This also got me thinking of his connection to Star Trek. I knew he'd worked as an extra on the original series, when he was in college -- on this page are images from two of his episodes, "Obsession" (he's a red shirt*) and "Errand of Mercy" (he's a Klingon!) -- and, if I remember correctly, years later he hoped to write a score to the sixth Star Trek film, The Undiscovered Country. As I'd heard, he'd been keen to do it (and he'd done a major and good job scoring The Hunt For Red October, also for Paramount, the year before), but his composing fee at the time would've been too high for the relatively low-budgeted Star Trek VI. Cliff Eidelman wound up scoring it -- beating out Leonard "Voyage Home" Rosenman, who Leonard Nimoy wanted to bring back, and who also may have been too expensive at the time -- and did a fantastic job, but I still wonder what sort of score Poledouris would've come up with.
(Another might-have-been: Dances With Wolves. Poledouris turned it down because the scoring schedule would've conflicted with Jonh Milius's film version of Flight of the Intruder, and he was greatly loyal to Milius -- they'd worked together on Conan and had been friends for decades, after all. Though later the schedules changed and Poledouris could have done both films, but he'd moved on by then.)
Basil Poledouris passed away too young, from cancer (dammit) in 2006 -- and, sadly, before that, his career fizzled out, as well. I've compared him to Dmitri Tiomkin: by the mid-1960s in Tiomkin's case and the late 1990s in Poledouris's case, the kinds of films they were good at scoring simply weren't getting made. Basil got one late-in-career "hell yeah!" assignment that I'm extremely fond of, Starship Troopers, and his music for that film is properly -- should I use the word? -- crazed. One track, "Tango Urilla" (for when soldier Johnny Rico rides on top of the 20-foot alien bug he's trying to kill), has made me laugh out loud because it's that over-the-top. I like some of Hans Zimmer's stuff, but it's almost never made me laugh out loud. I want to feel that from film music more often.
I'll take what I can get, Poledouris music-wise. And I'll wish I met the guy. Never did. The only film composer I've had a conversation with** was the also late, also great Michael Kamen, when I interviewed Kamen for my Honors College thesis. That's still a highlight of my geek life; it was a great talk.

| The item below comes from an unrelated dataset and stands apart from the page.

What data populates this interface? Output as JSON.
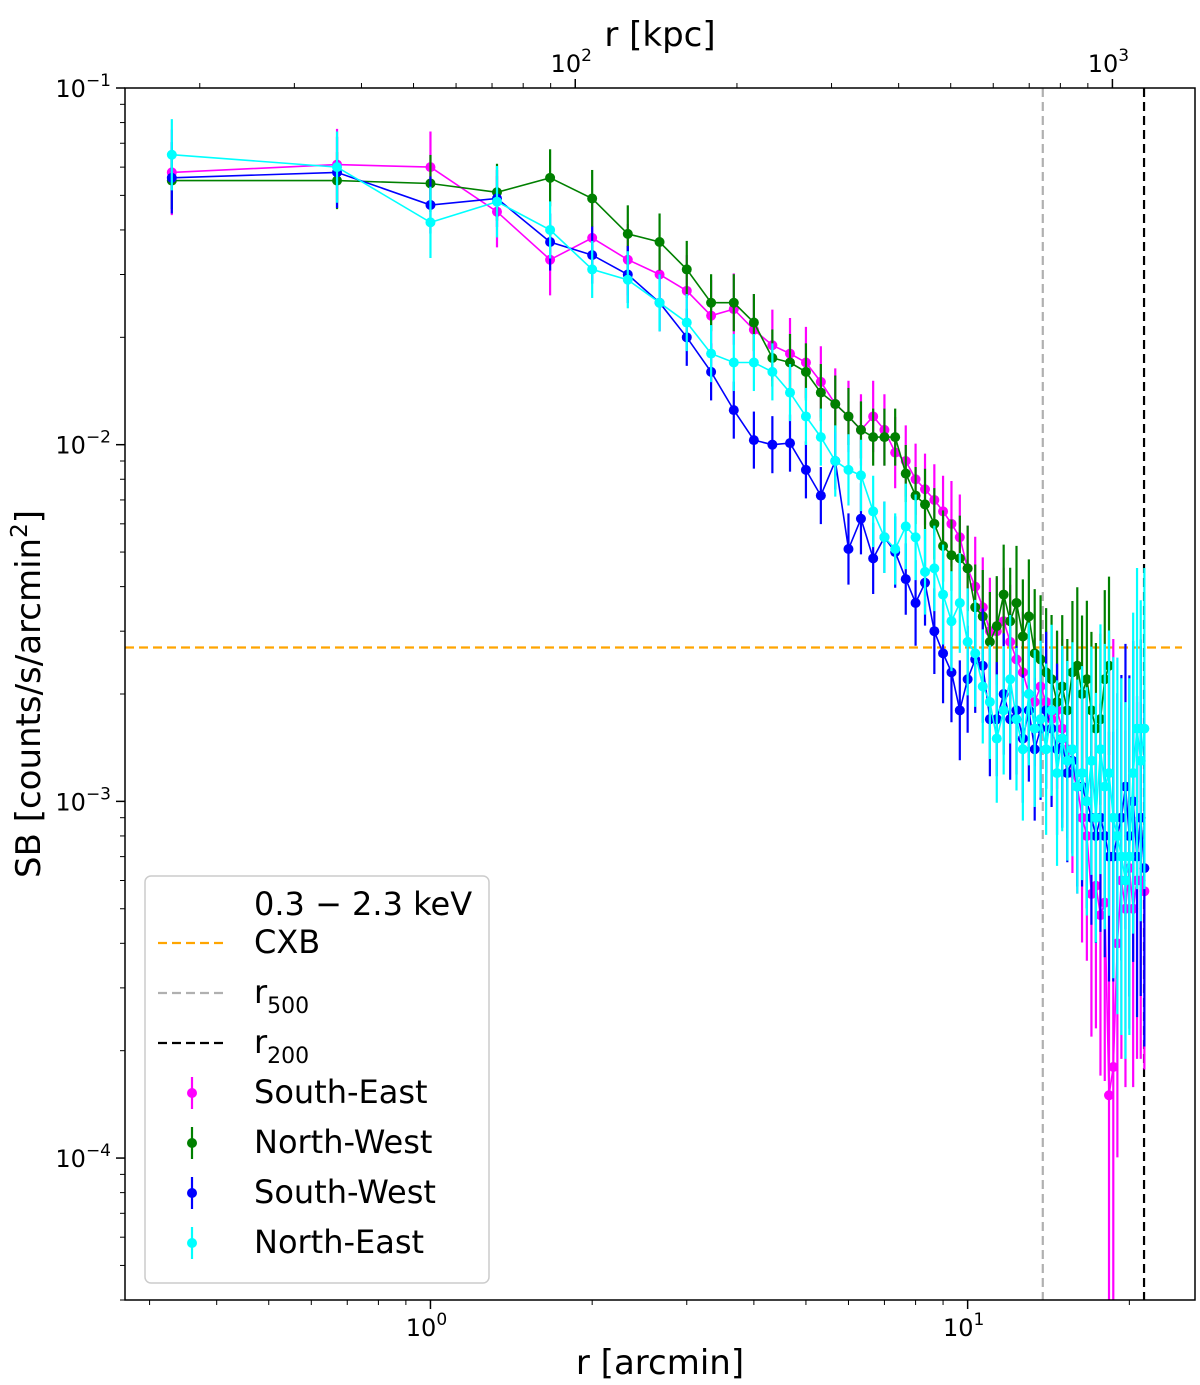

Something tells me Basil Poledouris would've been a great person to talk to, too.
* One who actually survives, though two others bite it. 67% red shirt attrition rate on that mission.
** Edited To Add: Oops, that was not true. I later also did a phone interview with Paul Buckmaster about working with Terry Gilliam on Twelve Monkeys. That interview was a little more procedural, though Buckmaster was congenial. Not as memorable, basically.